Accordingly, the decision of the Claims Court must be affirmed.

AFFIRMED. 
      
      . Any distinction between gross income under section 119 of the Internal Revenue Code and wages under sections 3101, 3111, and 3121(a) is not at issue in this appeal, both parties having employed the definition of income within the meaning of section 119. Cf. Rowan Cos. v. United States, 452 U.S. 247, 254, 101 S.Ct. 2288, 2293, 68 L.Ed.2d 814 (1981).
     
      
      . The Claims Court's findings of fact are reported in full at 6 Cl.Ct. 308 (1984) and are based on the testimony of the Society’s president and multiple stipulations of the parties. However, only such findings as are deemed important to our decision are set forth herein. We are satisfied that those findings are not clearly erroneous. Heisig v. United States, 719 F.2d 1153, 1158 (Fed.Cir.1983); Fed.R.Civ.P. 52(a).
     
      
      . The Society has no written document, by-laws, regulations, or contract setting forth an obligation to furnish its members with food, shelter, and clothing. However, the Society contends that the members have agreed to accept care and maintenance during membership and that this has consistently been provided all members in good standing without regard to their physical abilities to perform duties within the Society. Thus, the Society has promised to care for its members during their active and declining years when they have performed services in past years.
     
      
      . Membership declined from 80 in 1930 to 25 in 1978, when the average age was about 70. .
     
      
      . The Society's Employer's Quarterly Federal Tax Return for the first quarter of 1978 shows total wages paid of $226,778.62.
     
      
      . As of 1978, the Society's accumulated surplus exceeded $5.3 million, and its top three officials, who were nonmembers, received annual salaries of over $103,000, $72,000, and $42,000, respectively.
     
      
      . The other three ladies did not address this point in their depositions, but we are persuaded that the nature of their services was such as to support an inference that these could be performed without living in the Society’s home.
     
      
      . The wages of the eight ladies involved demonstrate a clear nexus between their services and the business activities of the Society.

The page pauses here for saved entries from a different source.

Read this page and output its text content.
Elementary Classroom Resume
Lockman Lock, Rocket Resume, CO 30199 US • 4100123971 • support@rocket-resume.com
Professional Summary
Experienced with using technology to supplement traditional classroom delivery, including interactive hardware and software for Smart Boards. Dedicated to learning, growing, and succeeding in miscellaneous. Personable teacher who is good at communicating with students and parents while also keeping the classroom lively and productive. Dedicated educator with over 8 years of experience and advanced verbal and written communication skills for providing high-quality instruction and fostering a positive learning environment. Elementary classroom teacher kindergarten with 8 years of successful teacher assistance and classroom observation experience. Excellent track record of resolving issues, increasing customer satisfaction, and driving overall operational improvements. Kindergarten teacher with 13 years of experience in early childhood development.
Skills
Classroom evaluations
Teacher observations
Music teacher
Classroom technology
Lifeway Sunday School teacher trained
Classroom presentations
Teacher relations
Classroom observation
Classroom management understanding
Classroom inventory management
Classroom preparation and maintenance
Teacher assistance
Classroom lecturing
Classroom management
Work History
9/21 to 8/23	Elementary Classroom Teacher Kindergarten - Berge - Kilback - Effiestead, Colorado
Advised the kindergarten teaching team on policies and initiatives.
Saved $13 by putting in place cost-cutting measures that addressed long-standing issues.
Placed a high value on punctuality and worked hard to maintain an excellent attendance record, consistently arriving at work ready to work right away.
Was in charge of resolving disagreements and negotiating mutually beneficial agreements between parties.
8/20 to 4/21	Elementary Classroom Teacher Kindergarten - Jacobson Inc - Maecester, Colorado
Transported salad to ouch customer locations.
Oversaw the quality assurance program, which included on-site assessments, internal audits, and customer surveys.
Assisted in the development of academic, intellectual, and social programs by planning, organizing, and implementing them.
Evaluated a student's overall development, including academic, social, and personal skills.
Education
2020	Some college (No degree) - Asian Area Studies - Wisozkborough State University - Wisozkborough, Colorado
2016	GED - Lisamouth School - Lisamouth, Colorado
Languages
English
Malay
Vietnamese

Wages reported for 1978 were: Bachman $11,921.89; Todd $10,233.57; Stepler $3,776.66 (May thru December); Bossard $6,344.24; Gray $2,054.24; Mann $2,826.44; McKinney $17,309.79; and Wolf $2,354.24.
     
      
      . 26 U.S.C. § 119 provides, in part, as follows:
      (a) Meals and lodging furnished to employee ... pursuant to employment
      
      There shall be excluded from gross income of an employee the value of any meals or lodging furnished to him ... by or on behalf of his employer for the convenience of the employer, but only if—
      (1) in the case of meals, the meals are furnished on the business premises of the employer, or
      (2) in the case of lodging, the employee is required to accept such lodging on the business premises of his employer as a condition of his employment.

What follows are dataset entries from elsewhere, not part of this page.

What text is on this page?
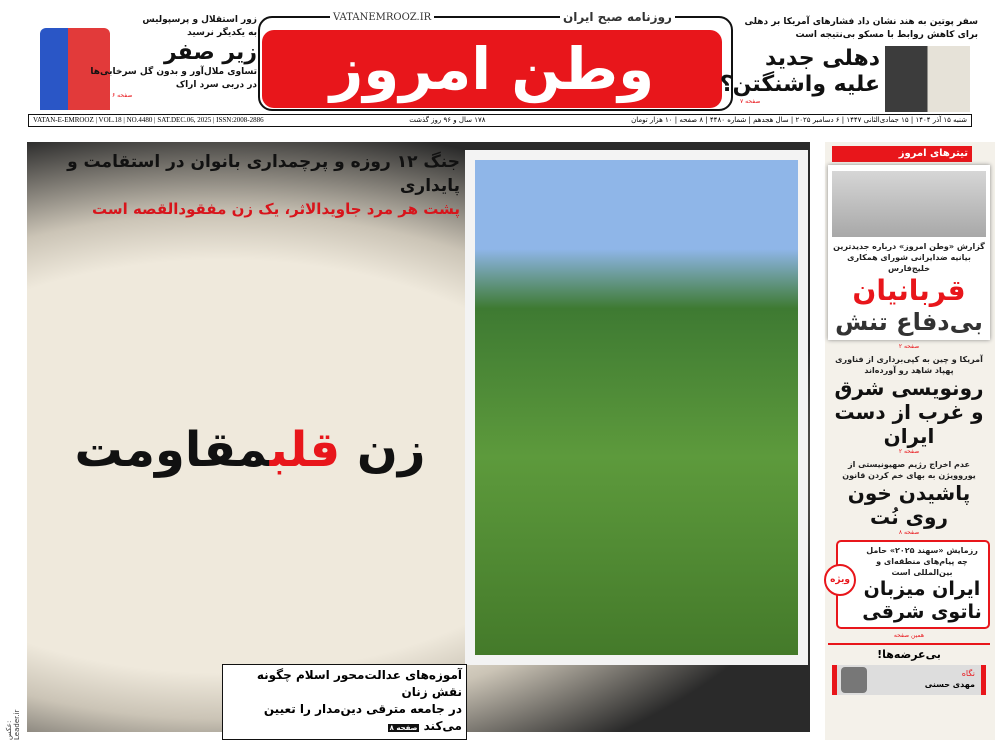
زور استقلال و پرسپولیس
به یکدیگر نرسید
زیر صفر
تساوی ملال‌آور و بدون گل سرخابی‌ها
در دربی سرد اراک
صفحه ۶	وطن امروز
VATANEMROOZ.IR	روزنامه صبح ایران	سفر پوتین به هند نشان داد فشارهای آمریکا بر دهلی
برای کاهش روابط با مسکو بی‌نتیجه است
دهلی جدید
علیه واشنگتن؟
صفحه ۷
VATAN-E-EMROOZ | VOL.18 | NO.4480 | SAT.DEC.06, 2025 | ISSN:2008-2886	۱۷۸ سال و ۹۶ روز گذشت	شنبه ۱۵ آذر ۱۴۰۴ | ۱۵ جمادی‌الثانی ۱۴۴۷ | ۶ دسامبر ۲۰۲۵ | سال هجدهم | شماره ۴۴۸۰ | ۸ صفحه | ۱۰ هزار تومان
جنگ ۱۲ روزه و پرچمداری بانوان در استقامت و پایداری
پشت هر مرد جاویدالاثر، یک زن مفقودالقصه است
زن قلبمقاومت
آموزه‌های عدالت‌محور اسلام چگونه نقش زنان
در جامعه مترقی دین‌مدار را تعیین می‌کند صفحه ۸
عکس: Leader.ir
تیترهای امروز
گزارش «وطن امروز» درباره جدیدترین بیانیه ضدایرانی شورای همکاری خلیج‌فارس
قربانیان
بی‌دفاع تنش
صفحه ۲
آمریکا و چین به کپی‌برداری از فناوری پهپاد شاهد رو آورده‌اند
رونویسی شرق و غرب از دست ایران
صفحه ۲
عدم اخراج رژیم صهیونیستی از یوروویژن به بهای خم کردن قانون
پاشیدن خون روی نُت
صفحه ۸
ویژه
رزمایش «سهند ۲۰۲۵» حامل چه پیام‌های منطقه‌ای و بین‌المللی است
ایران میزبان ناتوی شرقی
همین صفحه
بی‌عرضه‌ها!
نگاه
مهدی حسنی
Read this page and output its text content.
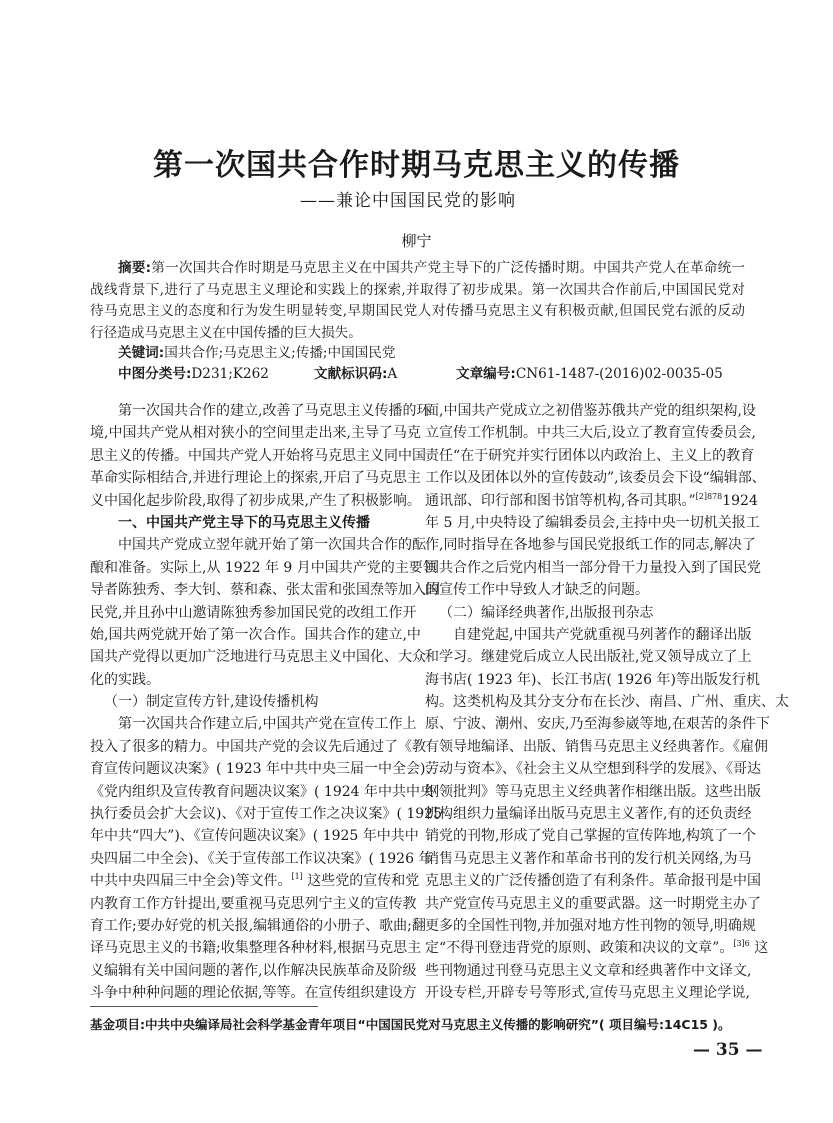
第一次国共合作时期马克思主义的传播
——兼论中国国民党的影响
柳宁
摘要:第一次国共合作时期是马克思主义在中国共产党主导下的广泛传播时期。中国共产党人在革命统一
战线背景下,进行了马克思主义理论和实践上的探索,并取得了初步成果。第一次国共合作前后,中国国民党对
待马克思主义的态度和行为发生明显转变,早期国民党人对传播马克思主义有积极贡献,但国民党右派的反动
行径造成马克思主义在中国传播的巨大损失。
关键词:国共合作;马克思主义;传播;中国国民党
中图分类号:D231;K262	文献标识码:A	文章编号:CN61-1487-(2016)02-0035-05
第一次国共合作的建立,改善了马克思主义传播的环
境,中国共产党从相对狭小的空间里走出来,主导了马克
思主义的传播。中国共产党人开始将马克思主义同中国
革命实际相结合,并进行理论上的探索,开启了马克思主
义中国化起步阶段,取得了初步成果,产生了积极影响。
一、中国共产党主导下的马克思主义传播
中国共产党成立翌年就开始了第一次国共合作的酝
酿和准备。实际上,从 1922 年 9 月中国共产党的主要领
导者陈独秀、李大钊、蔡和森、张太雷和张国焘等加入国
民党,并且孙中山邀请陈独秀参加国民党的改组工作开
始,国共两党就开始了第一次合作。国共合作的建立,中
国共产党得以更加广泛地进行马克思主义中国化、大众
化的实践。
（一）制定宣传方针,建设传播机构
第一次国共合作建立后,中国共产党在宣传工作上
投入了很多的精力。中国共产党的会议先后通过了《教
育宣传问题议决案》( 1923 年中共中央三届一中全会)、
《党内组织及宣传教育问题决议案》( 1924 年中共中央
执行委员会扩大会议)、《对于宣传工作之决议案》( 1925
年中共“四大”)、《宣传问题决议案》( 1925 年中共中
央四届二中全会)、《关于宣传部工作议决案》( 1926 年
中共中央四届三中全会)等文件。[1] 这些党的宣传和党
内教育工作方针提出,要重视马克思列宁主义的宣传教
育工作;要办好党的机关报,编辑通俗的小册子、歌曲;翻
译马克思主义的书籍;收集整理各种材料,根据马克思主
义编辑有关中国问题的著作,以作解决民族革命及阶级
斗争中种种问题的理论依据,等等。在宣传组织建设方
面,中国共产党成立之初借鉴苏俄共产党的组织架构,设
立宣传工作机制。中共三大后,设立了教育宣传委员会,
责任“在于研究并实行团体以内政治上、主义上的教育
工作以及团体以外的宣传鼓动”,该委员会下设“编辑部、
通讯部、印行部和图书馆等机构,各司其职。”$^{[2]878}$1924
年 5 月,中央特设了编辑委员会,主持中央一切机关报工
作,同时指导在各地参与国民党报纸工作的同志,解决了
国共合作之后党内相当一部分骨干力量投入到了国民党
的宣传工作中导致人才缺乏的问题。
（二）编译经典著作,出版报刊杂志
自建党起,中国共产党就重视马列著作的翻译出版
和学习。继建党后成立人民出版社,党又领导成立了上
海书店( 1923 年)、长江书店( 1926 年)等出版发行机
构。这类机构及其分支分布在长沙、南昌、广州、重庆、太
原、宁波、潮州、安庆,乃至海参崴等地,在艰苦的条件下
有领导地编译、出版、销售马克思主义经典著作。《雇佣
劳动与资本》、《社会主义从空想到科学的发展》、《哥达
纲领批判》等马克思主义经典著作相继出版。这些出版
机构组织力量编译出版马克思主义著作,有的还负责经
销党的刊物,形成了党自己掌握的宣传阵地,构筑了一个
销售马克思主义著作和革命书刊的发行机关网络,为马
克思主义的广泛传播创造了有利条件。革命报刊是中国
共产党宣传马克思主义的重要武器。这一时期党主办了
更多的全国性刊物,并加强对地方性刊物的领导,明确规
定“不得刊登违背党的原则、政策和决议的文章”。$^{[3]6}$ 这
些刊物通过刊登马克思主义文章和经典著作中文译文,
开设专栏,开辟专号等形式,宣传马克思主义理论学说,
基金项目:中共中央编译局社会科学基金青年项目“中国国民党对马克思主义传播的影响研究”( 项目编号:14C15 )。
— 35 —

      Our predecessor court has stated that “There does not appear to be any substantial difference between the ... ‘convenience of the employer’ test and the ‘required as a condition of his employment’ test.” United States Junior Chamber of Commerce v. United States, 334 F.2d 660, 663, 167 Ct.Cl. 392 (1964).
     
      
      . We note that the mere assertion that meals were furnished for a noncompensatory business reason of the employer (and, therefore, were for the convenience of the employer), 26 C.F.R. § 1.119 — l(a)(2)(i), is not sufficient proof since this is a question of fact to be determined from the circumstances of each case.
     
      
      . The Society acknowledges that the Conference Report thereon states that no inference is intended of the correct tax treatment of such lodging before the moratorium period beginning January 1, 1984.
     
      
      . We note that 26 C.F.R. § 1.119-l(a)(2)(iii) provides that promotion of morale or goodwill of the employee by furnishing meals is regarded as a compensatory business reason of the employer.